La Lift Gallery aveva, nel dicembre del 2003, già ospitato il discusso intervento di Gianfranco D'Alonzo che aveva reso l'ascensore un reale confessionale, facendovi entrare un vero sacerdote disponibile a dispensare la grazia dell'autentico Sacramento della Confessione. La Lift Gallery dunque ribadisce spesso la sacralità fondante del momento artistico, che può anche essere tramite di una metafisica religiosa (e il passato dell'arte è ricco di esempi in questo senso), ma la declina in forme diverse, a volte facendola coincidere con una situazione di effettiva natura cultuale, a volte creando i presupposti per un chiaro gioco di contrasti spiazzanti fra sacro e profano, a volte puntando a crearla nella dimensione della convivialità che fa da cornice essenziale ad ogni inaugurazione, a volte facendola respirare nei silenzi d'ascolto di musica e poesia che circondano o sostanziano gli eventi, ma sempre sottolineandola attraverso la ritualità costante che caratterizza l'inizio di ogni manifestazione della galleria, ossia "la posa dell'opera nell'ascensore".
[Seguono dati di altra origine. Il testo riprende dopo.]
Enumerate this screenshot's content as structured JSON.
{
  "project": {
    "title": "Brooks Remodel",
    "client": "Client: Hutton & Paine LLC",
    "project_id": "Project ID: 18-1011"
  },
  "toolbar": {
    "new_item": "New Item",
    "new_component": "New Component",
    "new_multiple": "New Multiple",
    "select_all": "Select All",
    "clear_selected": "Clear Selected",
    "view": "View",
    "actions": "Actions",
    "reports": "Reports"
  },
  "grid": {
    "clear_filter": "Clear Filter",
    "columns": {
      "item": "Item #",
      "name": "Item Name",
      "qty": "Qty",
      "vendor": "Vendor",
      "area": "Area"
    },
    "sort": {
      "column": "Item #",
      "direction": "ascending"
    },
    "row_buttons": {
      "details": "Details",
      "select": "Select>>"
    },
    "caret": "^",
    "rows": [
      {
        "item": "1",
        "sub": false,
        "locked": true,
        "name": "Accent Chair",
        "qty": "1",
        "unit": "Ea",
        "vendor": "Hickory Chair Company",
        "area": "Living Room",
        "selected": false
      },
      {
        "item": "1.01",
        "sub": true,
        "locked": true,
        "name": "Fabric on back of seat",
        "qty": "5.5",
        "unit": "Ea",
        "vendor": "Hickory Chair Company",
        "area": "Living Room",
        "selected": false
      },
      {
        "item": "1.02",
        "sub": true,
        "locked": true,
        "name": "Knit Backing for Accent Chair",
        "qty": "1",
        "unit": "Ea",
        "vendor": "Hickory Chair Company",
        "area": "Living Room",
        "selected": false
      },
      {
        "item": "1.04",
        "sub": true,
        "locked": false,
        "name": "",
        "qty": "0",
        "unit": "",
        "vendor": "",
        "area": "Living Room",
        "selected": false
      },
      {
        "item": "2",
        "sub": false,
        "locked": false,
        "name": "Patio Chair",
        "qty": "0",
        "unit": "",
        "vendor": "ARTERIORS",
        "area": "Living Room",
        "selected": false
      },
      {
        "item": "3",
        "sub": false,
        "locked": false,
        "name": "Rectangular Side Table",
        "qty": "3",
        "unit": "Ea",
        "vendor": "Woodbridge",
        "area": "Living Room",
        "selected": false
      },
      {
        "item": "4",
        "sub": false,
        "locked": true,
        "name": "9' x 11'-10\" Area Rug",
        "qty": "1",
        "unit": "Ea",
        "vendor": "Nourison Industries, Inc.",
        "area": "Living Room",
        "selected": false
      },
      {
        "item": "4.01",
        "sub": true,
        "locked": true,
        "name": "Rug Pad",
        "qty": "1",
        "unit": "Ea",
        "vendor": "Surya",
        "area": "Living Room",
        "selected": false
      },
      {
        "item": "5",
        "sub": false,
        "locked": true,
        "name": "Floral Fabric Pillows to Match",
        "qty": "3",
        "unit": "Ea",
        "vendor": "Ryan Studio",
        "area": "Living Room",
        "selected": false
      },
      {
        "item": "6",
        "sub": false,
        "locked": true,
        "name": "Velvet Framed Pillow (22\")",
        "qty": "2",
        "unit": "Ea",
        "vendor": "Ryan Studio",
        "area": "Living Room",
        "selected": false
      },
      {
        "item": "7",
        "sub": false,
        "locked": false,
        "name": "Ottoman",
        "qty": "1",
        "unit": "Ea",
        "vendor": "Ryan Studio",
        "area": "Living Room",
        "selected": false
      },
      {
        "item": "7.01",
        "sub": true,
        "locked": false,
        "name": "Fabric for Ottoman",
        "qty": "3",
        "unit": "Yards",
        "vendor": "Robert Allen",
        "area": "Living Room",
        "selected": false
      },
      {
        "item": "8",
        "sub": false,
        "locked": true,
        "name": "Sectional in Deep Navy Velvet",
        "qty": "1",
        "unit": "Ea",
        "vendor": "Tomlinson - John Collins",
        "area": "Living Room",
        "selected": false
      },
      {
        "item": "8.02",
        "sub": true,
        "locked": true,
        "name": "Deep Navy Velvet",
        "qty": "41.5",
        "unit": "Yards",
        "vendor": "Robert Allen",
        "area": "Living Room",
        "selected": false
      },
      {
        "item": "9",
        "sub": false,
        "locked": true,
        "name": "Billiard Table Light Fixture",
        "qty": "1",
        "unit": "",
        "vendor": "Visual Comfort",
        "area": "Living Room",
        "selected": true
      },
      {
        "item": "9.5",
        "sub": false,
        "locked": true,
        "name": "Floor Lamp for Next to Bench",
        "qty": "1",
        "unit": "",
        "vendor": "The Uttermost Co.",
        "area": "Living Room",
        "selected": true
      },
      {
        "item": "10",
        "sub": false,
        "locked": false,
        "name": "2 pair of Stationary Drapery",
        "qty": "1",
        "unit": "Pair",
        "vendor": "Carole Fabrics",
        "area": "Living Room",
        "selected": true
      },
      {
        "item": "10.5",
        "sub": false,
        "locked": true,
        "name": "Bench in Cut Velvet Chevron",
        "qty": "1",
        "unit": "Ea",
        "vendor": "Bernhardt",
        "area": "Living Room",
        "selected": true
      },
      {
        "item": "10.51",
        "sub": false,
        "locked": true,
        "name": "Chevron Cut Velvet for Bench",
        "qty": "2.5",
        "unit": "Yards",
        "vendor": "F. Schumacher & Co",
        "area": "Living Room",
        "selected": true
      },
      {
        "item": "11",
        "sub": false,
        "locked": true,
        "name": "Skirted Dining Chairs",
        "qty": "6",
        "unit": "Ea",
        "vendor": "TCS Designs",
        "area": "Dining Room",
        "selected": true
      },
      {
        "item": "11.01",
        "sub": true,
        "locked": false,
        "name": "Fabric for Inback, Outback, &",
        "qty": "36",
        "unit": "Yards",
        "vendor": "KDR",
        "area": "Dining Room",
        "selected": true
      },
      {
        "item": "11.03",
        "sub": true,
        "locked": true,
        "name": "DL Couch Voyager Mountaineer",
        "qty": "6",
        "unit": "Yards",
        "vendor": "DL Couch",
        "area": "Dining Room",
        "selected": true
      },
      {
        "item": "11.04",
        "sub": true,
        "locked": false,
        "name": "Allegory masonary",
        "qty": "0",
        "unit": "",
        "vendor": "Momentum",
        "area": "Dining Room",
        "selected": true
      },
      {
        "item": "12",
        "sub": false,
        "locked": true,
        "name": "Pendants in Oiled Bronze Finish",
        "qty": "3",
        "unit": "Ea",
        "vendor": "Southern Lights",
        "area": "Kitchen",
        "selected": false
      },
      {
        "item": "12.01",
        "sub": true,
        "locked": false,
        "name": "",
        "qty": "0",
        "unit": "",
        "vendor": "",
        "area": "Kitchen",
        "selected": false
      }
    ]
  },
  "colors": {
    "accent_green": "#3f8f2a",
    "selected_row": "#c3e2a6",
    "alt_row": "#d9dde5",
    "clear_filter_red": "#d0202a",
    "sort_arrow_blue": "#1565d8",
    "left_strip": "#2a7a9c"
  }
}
ll passaggio alla performance poetica di Antonio Amendola è segnato da un leggero armonico intreccio di suoni che rivela la sintonia dei due artisti, spesso ritrovatisi a lavorare insieme. Amendola "vocalizza" il poemetto Kukusca e Baraben da lui composto immaginando di dar voce a due personaggi sonori di per sé, il cuculo, caratterizzato dalla regolare cadenza del suo verso, e il tamburo, strumento musicale la cui peculiarità è il ritmo variabile della vitale percussione. Il dialogo è fitto e alterna fasi puramente sonore, segnate dall'imitazione verbale di suoni naturali e dall'uso dell'onomatopea che traduce rumori, a fasi di andamento più narrativo in cui i personaggi del dialogo quasi si presentano e raccontano attraverso un linguaggio originale e quasi incomprensibile (d'altronde sfido chiunque a capire cosa possano dirsi un cuculo e un tamburo!): Amendola adotta, infatti, un parlato misto, un plurilinguismo sperimentale che mescola fantasiosi latinismi, espressioni dialettali (dal vagamente romanesco al vagamente veneto), registri letterari diversi (dai toni colloquiali alle locuzioni auliche dal sapore arcaicizzante) e lessici molteplici (dalle parole consuete ai frequenti neologismi), orchestrando il tutto in una declamazione variata, ma strutturata, il cui ritmo denuncia chiaramente la sua natura prima di musicista, pur nei validi risultati di poeta-sonoro, la cui personale matrice ispiratrice egli stesso dichiara di ritrovare nel futurismo russo.